UN report urges concerted global action to tackle cross-border and transnational female genital mutilation


The global fight against female genital mutilation is being undermined by the practice of crossing national borders and beyond to have girls undergo the procedure, a new report from the UN Human Rights Office warns.

Although many States have intensified their efforts to eradicate female genital mutilation (FGM), the practice continues across the world, in part due to “the clandestine nature of cross-border and transnational FGM,” the report says.

“Female genital mutilation is part of a continuum of gender-based violence and has no place in a human rights-respecting universe,” said UN High Commissioner for Human Rights Volker Türk. “It must be eliminated in all of its forms, and the gender stereotypes and patriarchal norms that anchor and perpetuate it uprooted.”

Based on in-depth desk research and submissions from States and civil society organisations around the world, the report notes that an estimated 4.3 million girls were at risk of being subjected to FGM in 2023. More than 600,000 women in the European Union are thought to be living with the consequences of FGM.

So-called “vacation cutting” is when families, particularly in Europe and North America, take their daughters to their countries and communities of origin to undergo FGM during school holidays.

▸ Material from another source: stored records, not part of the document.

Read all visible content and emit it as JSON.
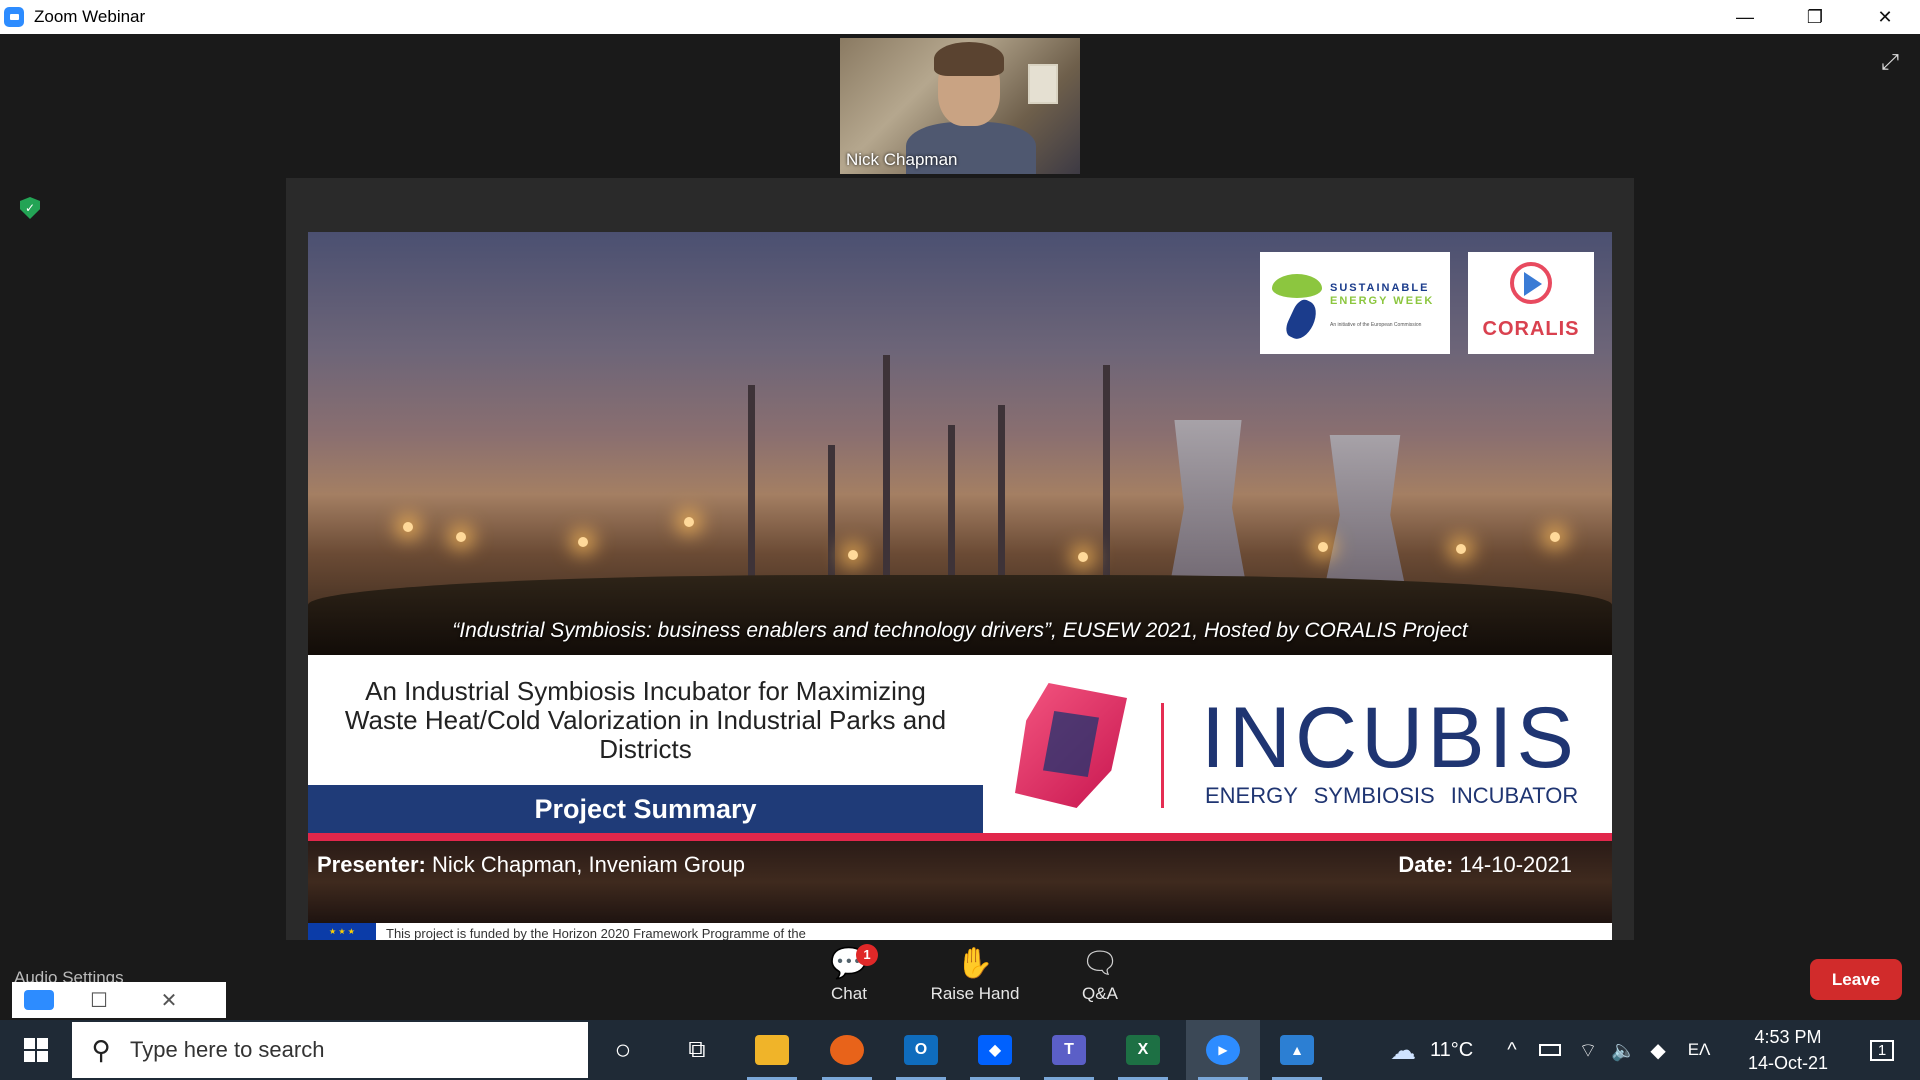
{
  "window": {
    "title": "Zoom Webinar",
    "controls": {
      "minimize": "—",
      "restore": "❐",
      "close": "✕"
    }
  },
  "participant": {
    "name": "Nick Chapman"
  },
  "icons": {
    "expand": "⤢",
    "shield": "✓"
  },
  "slide": {
    "logos": {
      "eusew_line1": "SUSTAINABLE",
      "eusew_line2": "ENERGY WEEK",
      "eusew_small": "An initiative of the European Commission",
      "coralis": "CORALIS"
    },
    "caption": "“Industrial Symbiosis: business enablers and technology drivers”, EUSEW 2021, Hosted by CORALIS Project",
    "title": "An Industrial Symbiosis Incubator for Maximizing Waste Heat/Cold Valorization in Industrial Parks and Districts",
    "summary": "Project Summary",
    "brand_name": "INCUBIS",
    "brand_tagline": "ENERGY SYMBIOSIS INCUBATOR",
    "presenter_label": "Presenter:",
    "presenter_value": "Nick Chapman, Inveniam Group",
    "date_label": "Date:",
    "date_value": "14-10-2021",
    "funding_text": "This project is funded by the Horizon 2020  Framework Programme of the"
  },
  "controls": {
    "audio_settings": "Audio Settings",
    "chat": {
      "label": "Chat",
      "badge": "1",
      "icon": "💬"
    },
    "raise_hand": {
      "label": "Raise Hand",
      "icon": "✋"
    },
    "qa": {
      "label": "Q&A",
      "icon": "🗨"
    },
    "leave": "Leave"
  },
  "mini_window": {
    "restore": "☐",
    "close": "✕"
  },
  "taskbar": {
    "search_placeholder": "Type here to search",
    "search_icon": "⚲",
    "apps": [
      {
        "name": "cortana",
        "glyph": "○"
      },
      {
        "name": "task-view",
        "glyph": "⧉"
      },
      {
        "name": "file-explorer",
        "glyph": "📁"
      },
      {
        "name": "firefox",
        "glyph": "🦊"
      },
      {
        "name": "outlook",
        "glyph": "O"
      },
      {
        "name": "dropbox",
        "glyph": "◆"
      },
      {
        "name": "teams",
        "glyph": "T"
      },
      {
        "name": "excel",
        "glyph": "X"
      },
      {
        "name": "zoom",
        "glyph": "▶"
      },
      {
        "name": "photos",
        "glyph": "▲"
      }
    ],
    "weather_icon": "☁",
    "temperature": "11°C",
    "tray_chevron": "^",
    "language": "EΛ",
    "time": "4:53 PM",
    "date": "14-Oct-21",
    "notification_count": "1"
  },
  "colors": {
    "leave": "#d12b2b",
    "summary_bar": "#1f3b78",
    "accent_red": "#e1274b",
    "incubis_blue": "#1f3572"
  }
}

In certain cases, girls are reportedly taken to countries that serve as “transnational FGM hubs”. The report also says that in some cases, it is the “cutters” that move across borders to carry out the harmful procedure.

The report identifies cross-border and transnational movements for the purposes of FGM, around the world. Girls and young women living in border communities are particularly vulnerable given border areas often host communities with cultural and ethnic ties that transcend national borders, the report says.

“States around the globe have made human rights commitments to eradicate FGM and to advance gender equality,” said Türk. “They should ensure a joined-up global approach that addresses the root causes and the consequences of FGM, by among others harmonising their legal and policy frameworks and ensuring their implementation, if they are to truly meet their commitments to end this harmful practice everywhere.”

The report urges States to embrace regional and international cooperation in their efforts to eradicate the practice, for example by allocating adequate resources towards the establishment and implementation of regional policy frameworks and cooperation agreements to prevent and address cross-border and transnational female genital mutilation, and to support survivors. It also calls on States to ensure there are effective prevention measures in place – designed in consultation with survivors and relevant civil society organisations in partnership with affected communities, religious and traditional leaders.